Invest in the right people and the right incentives. You have to have a great incentives structure in place for those who are going to lead the integration. According to Goodman, there will always be four or five people will make the integration work, and they have to be rewarded: "The guy who runs sales has to be a social person who works really hard to win friends all over the new organization."

Mourn. However great the deal, you always have a sense of loss. Always. "You go through the five steps of mourning," Goodman says, with a halfhearted laugh. "As you start to integrate into the business you've joined, you lose a certain sense of camaraderie. You have to acknowledge that your baby is going away, but it's for the greater good. It'll be very emotional, but you have to keep thinking about what you're becoming, not what you've lost."

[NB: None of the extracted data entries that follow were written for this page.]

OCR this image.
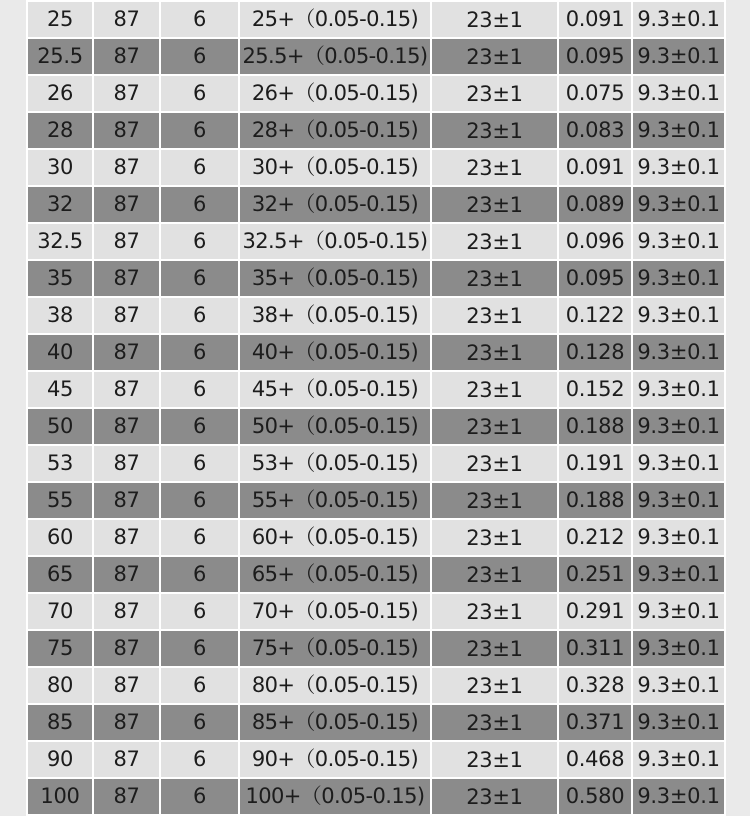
25	87	6	25+（0.05-0.15)	23±1	0.091	9.3±0.1
25.5	87	6	25.5+（0.05-0.15)	23±1	0.095	9.3±0.1
26	87	6	26+（0.05-0.15)	23±1	0.075	9.3±0.1
28	87	6	28+（0.05-0.15)	23±1	0.083	9.3±0.1
30	87	6	30+（0.05-0.15)	23±1	0.091	9.3±0.1
32	87	6	32+（0.05-0.15)	23±1	0.089	9.3±0.1
32.5	87	6	32.5+（0.05-0.15)	23±1	0.096	9.3±0.1
35	87	6	35+（0.05-0.15)	23±1	0.095	9.3±0.1
38	87	6	38+（0.05-0.15)	23±1	0.122	9.3±0.1
40	87	6	40+（0.05-0.15)	23±1	0.128	9.3±0.1
45	87	6	45+（0.05-0.15)	23±1	0.152	9.3±0.1
50	87	6	50+（0.05-0.15)	23±1	0.188	9.3±0.1
53	87	6	53+（0.05-0.15)	23±1	0.191	9.3±0.1
55	87	6	55+（0.05-0.15)	23±1	0.188	9.3±0.1
60	87	6	60+（0.05-0.15)	23±1	0.212	9.3±0.1
65	87	6	65+（0.05-0.15)	23±1	0.251	9.3±0.1
70	87	6	70+（0.05-0.15)	23±1	0.291	9.3±0.1
75	87	6	75+（0.05-0.15)	23±1	0.311	9.3±0.1
80	87	6	80+（0.05-0.15)	23±1	0.328	9.3±0.1
85	87	6	85+（0.05-0.15)	23±1	0.371	9.3±0.1
90	87	6	90+（0.05-0.15)	23±1	0.468	9.3±0.1
100	87	6	100+（0.05-0.15)	23±1	0.580	9.3±0.1
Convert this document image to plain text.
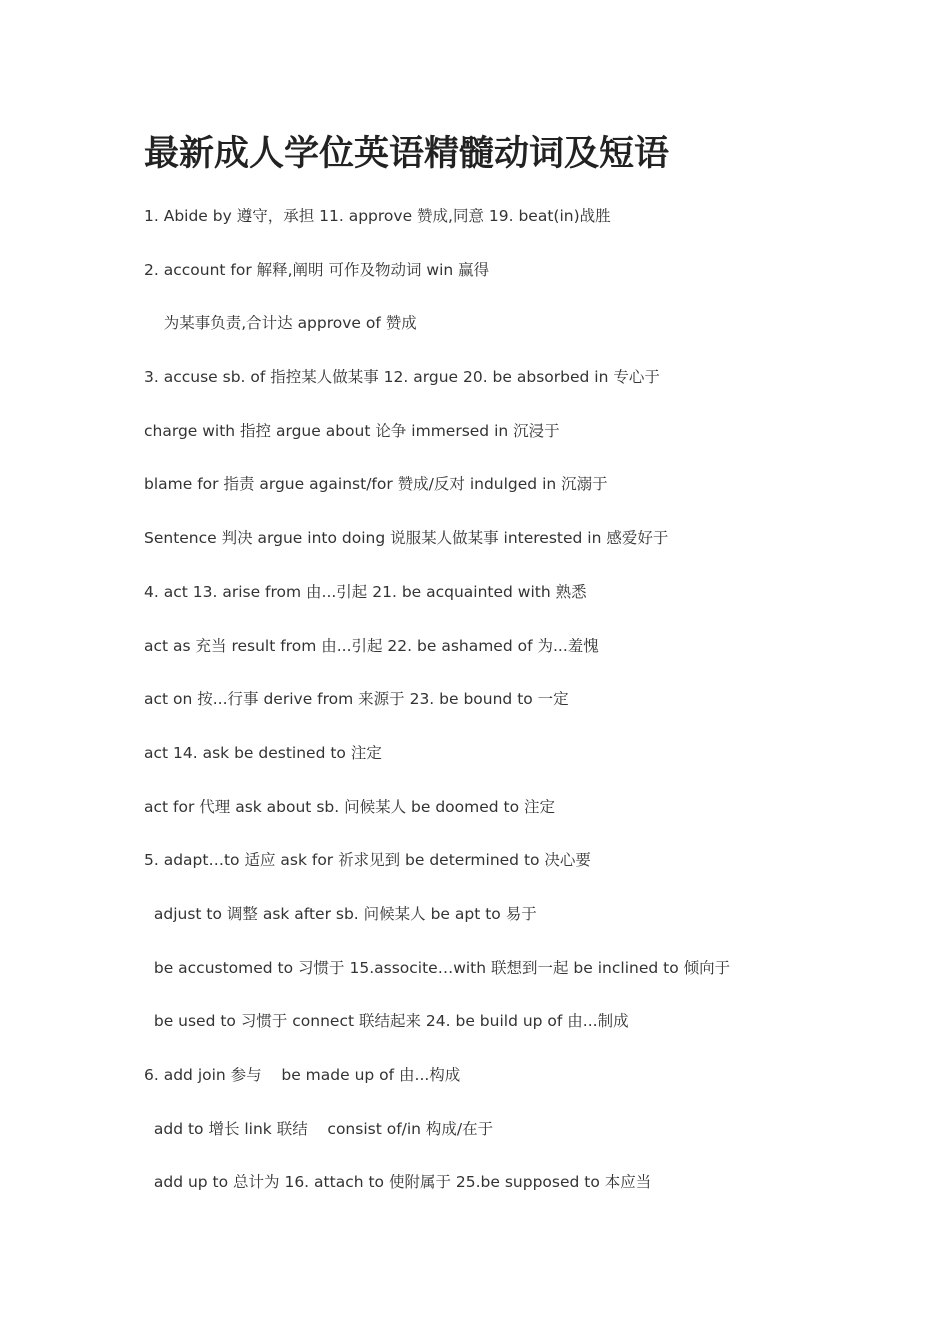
最新成人学位英语精髓动词及短语
1. Abide by 遵守，承担 11. approve 赞成,同意 19. beat(in)战胜
2. account for 解释,阐明 可作及物动词 win 赢得
为某事负责,合计达 approve of 赞成
3. accuse sb. of 指控某人做某事 12. argue 20. be absorbed in 专心于
charge with 指控 argue about 论争 immersed in 沉浸于
blame for 指责 argue against/for 赞成/反对 indulged in 沉溺于
Sentence 判决 argue into doing 说服某人做某事 interested in 感爱好于
4. act 13. arise from 由...引起 21. be acquainted with 熟悉
act as 充当 result from 由...引起 22. be ashamed of 为...羞愧
act on 按...行事 derive from 来源于 23. be bound to 一定
act 14. ask be destined to 注定
act for 代理 ask about sb. 问候某人 be doomed to 注定
5. adapt…to 适应 ask for 祈求见到 be determined to 决心要
adjust to 调整 ask after sb. 问候某人 be apt to 易于
be accustomed to 习惯于 15.associte…with 联想到一起 be inclined to 倾向于
be used to 习惯于 connect 联结起来 24. be build up of 由...制成
6. add join 参与    be made up of 由...构成
add to 增长 link 联结    consist of/in 构成/在于
add up to 总计为 16. attach to 使附属于 25.be supposed to 本应当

All of the CEOs I know who have succeeded in making their deals work echo Goodman's point: M&A is all about emotion. You can either harness that energy and get it to work for you -- or you can ignore it, only for it to blow up in your face. When she merged WebCT and Universal Learning Technologies, CEO Carol Vallone was so sensitive to the emotions loosed by killing off one brand, one technology and one product that she held a funeral for them. To this day, she credits that ritual (in which staff solemnly intoned elegies and buried discs of software code) with the subsequent success of the new, merged business.

I've known CEOs who went into therapy after selling a company, so traumatic was the transition. They, at least, had the courage to confront just how profound the emotional shift can be. After the warranties and the tax deals and the audits, it's those emotions that will make or break your future.